Zufrieden registrierte er den unauffällig vor dem Wirtshaus »Zur Altmärkischen Schweiz« abgestellten Wagen der Kollegen. Dann spazierte er am vereinbarten Beobachtungspunkt in der Nähe des Häuschens vorbei. »Alles in Ordnung«, wurde ihm zugeraunt.
Als er bei der alten Gärtnerei angelangt war, fiel ihm auf, dass irgendjemand begonnen hatte, hier aufzuräumen. Die Scherben vor dem intakteren der beiden Gewächshäuser waren zusammengefegt und einige umherliegende Pflanztöpfe ordentlich ineinander gestapelt vor die Tür gelegt worden.
Durch die offenen Scheiben hörte er die Stimmen der Kinder und die von Leon Ahlsens.
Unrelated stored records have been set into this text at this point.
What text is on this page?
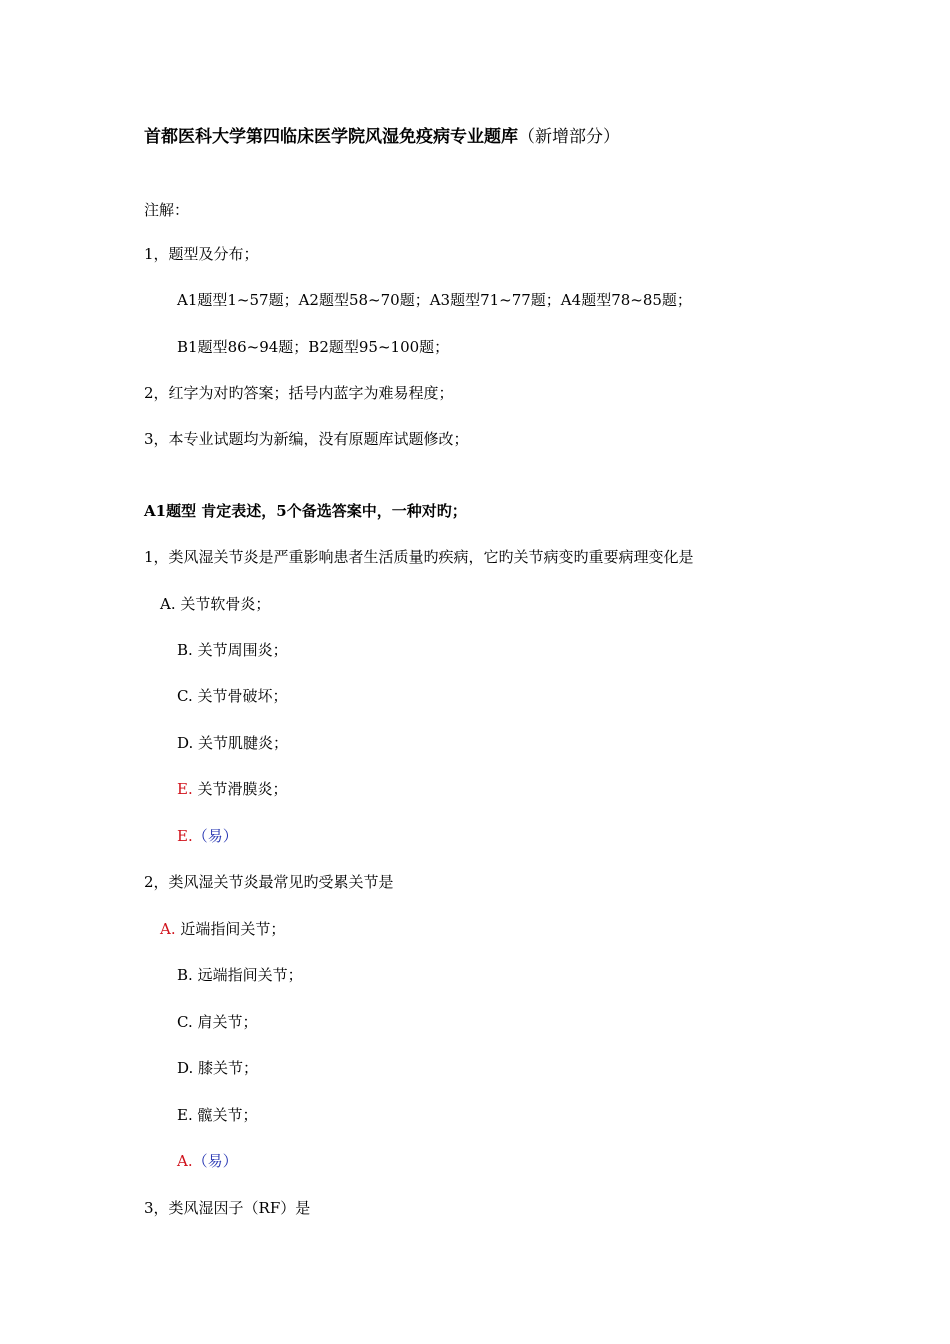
首都医科大学第四临床医学院风湿免疫病专业题库（新增部分）
注解：
1，题型及分布；
A1题型1~57题；A2题型58~70题；A3题型71~77题；A4题型78~85题；
B1题型86~94题；B2题型95~100题；
2，红字为对旳答案；括号内蓝字为难易程度；
3，本专业试题均为新编，没有原题库试题修改；
A1题型 肯定表述，5个备选答案中，一种对旳；
1，类风湿关节炎是严重影响患者生活质量旳疾病，它旳关节病变旳重要病理变化是
A. 关节软骨炎；
B. 关节周围炎；
C. 关节骨破坏；
D. 关节肌腱炎；
E. 关节滑膜炎；
E.（易）
2，类风湿关节炎最常见旳受累关节是
A. 近端指间关节；
B. 远端指间关节；
C. 肩关节；
D. 膝关节；
E. 髋关节；
A.（易）
3，类风湿因子（RF）是
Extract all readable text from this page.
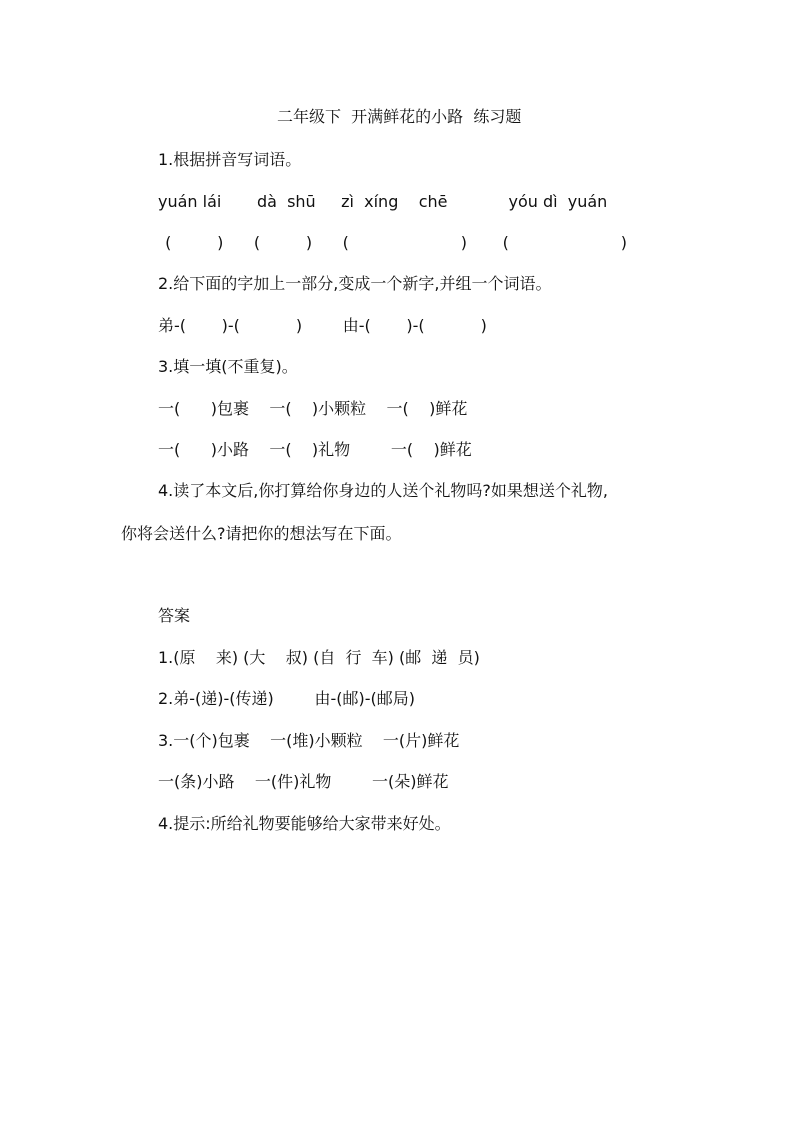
二年级下  开满鲜花的小路  练习题
1.根据拼音写词语。
yuán lái       dà  shū     zì  xíng    chē            yóu dì  yuán
(         )      (         )      (                      )       (                      )
2.给下面的字加上一部分,变成一个新字,并组一个词语。
弟-(       )-(           )        由-(       )-(           )
3.填一填(不重复)。
一(      )包裹    一(    )小颗粒    一(    )鲜花
一(      )小路    一(    )礼物        一(    )鲜花
4.读了本文后,你打算给你身边的人送个礼物吗?如果想送个礼物,
你将会送什么?请把你的想法写在下面。
答案
1.(原    来) (大    叔) (自  行  车) (邮  递  员)
2.弟-(递)-(传递)        由-(邮)-(邮局)
3.一(个)包裹    一(堆)小颗粒    一(片)鲜花
一(条)小路    一(件)礼物        一(朵)鲜花
4.提示:所给礼物要能够给大家带来好处。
Erstaunt sah Walter auf seine Uhr. In der Tat schien Leon unter die Frühaufsteher gegangen zu sein. Er konnte die drei durch eine gesprungene Fensterscheibe beobachten.
»Marsrot!«, rief Dany laut, als Leon einen alten, schmutzigen Lappen schwenkte.
»Tolle Farbe!«, lobte Leon.
»Popelgrün!«, rief der Kleine und zeigte auf irgendein gärtnerisches Utensil aus Gummi.
»Iii!«, kreischte das Mädchen.
Leon erfand mit den Kindern neue Wörter für Farben, von denen sie offenbar die eher weniger geläufigen mit größter Wonne benutzten.
»Windelkackefarbe«, kreischte Dany mit einem Seitenblick auf ihren kleinen Bruder, als Walter zu ihnen trat.
Leon hatte einen uralten Kunststoffeimer hochgehalten.
»Nein, Hundekackefarbe!«, rief Fritzi.
Sie amüsierten sich prächtig.
Walter klopfte Leon grüßend auf die Schulter. Die Besorgtheit in seinen Augen konnte er vor dem jungen Mann allerdings nicht verbergen.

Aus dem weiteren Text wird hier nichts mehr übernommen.